Finding yourself pregnant again after infertility and miscarriages is terrifying, sad, joyful, and every in-between.
I am not quite having an identity crisis at the moment, but definitely feel out of sorts. You get used to life being a certain way. Even if you are not exactly thrilled with your lot, you make do.
And then something happens that throws your entire existence and self preservation into a tailspin.
While I will never be delighted to go through infertility, I had reached a comfortable acceptance. Being reproductively challenged was my thing. Some people have hangups about their weight or skin, some have major family issues, some have awful personalities, and some have so many problems you wonder how they get through the day. Some have infertility.
It becomes a part of you. It partly defines us. Sometimes for the better, sometimes for the worse, but it does.
This week I awoke in a body not my own. A body that does things I don’t do.
The feeling was there. It hung like a saturated rain cloud, looming over us for days. I woke up and knew. Mr.JAC said he had known it too. There were no physical signs, no well-timed certainty, no hopeful sighs. But we knew.
I went digging through a drawer and pulled out a cheap internet HPT. They are not yet expired. Those suckers last forever. I tested on a ridiculously early day just to see the white. Stark white, perfectly negative, as it should be at that point. That was last Friday. When I was still me. Why did I test? I was out walking with my mom and a bird pooped on my head. She said it was a good omen.
I waited.
On Monday, I nearly forgot. I bounded out of bed without a care in the world and went along my way. Stopped short. And literally ran to the drawer for a strip.
I watched the two lines develop on what was still a ridiculously early day. In fact it was a full five days sooner than the last time two lines appeared. I like to think that means this one is five days stronger. I repeated my actions all week, watching the lines darken each day.
I couldn’t bring myself to voice the words to Mr.JAC. Instead I waited until last night and retrieved a digital test leftover from the last bomb drop. I handed him the finished test and sat silently on the sofa. He paused his movie.
“I had a feeling.”
“Yeah, me too.”
Hit play on the controller.
This sort of non-reaction is normal from him. He would react the same way if I told him we won the lottery or got evicted. It can be both a frustration and a relief.
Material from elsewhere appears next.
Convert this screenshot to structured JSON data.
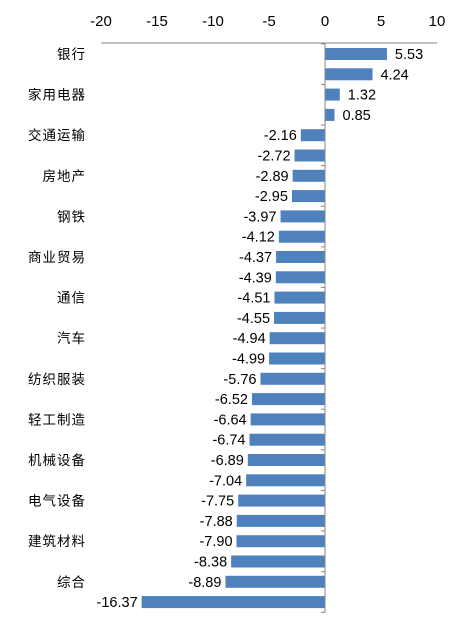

I don’t know who this body belongs to. I am on my first official cycle since the D&C and am pregnant again? Twice in a row?
This does not happen to people like me. Last time was a fluke. A chance in Hell.
Or so I thought.
I spent quite a bit of time these past few days staring at lines and then staring at myself in the bathroom mirror. Infertile to fertile. I crossed my eyes and watched my image split in two.
And it is irrational, I know, but I can’t help but wonder when I have to give the body back. Because it simply cannot be mine. It has my scars. My birthmarks. My flaws and highlights. The same droops and swells ravaged by gravity and time.
But something is very, very different.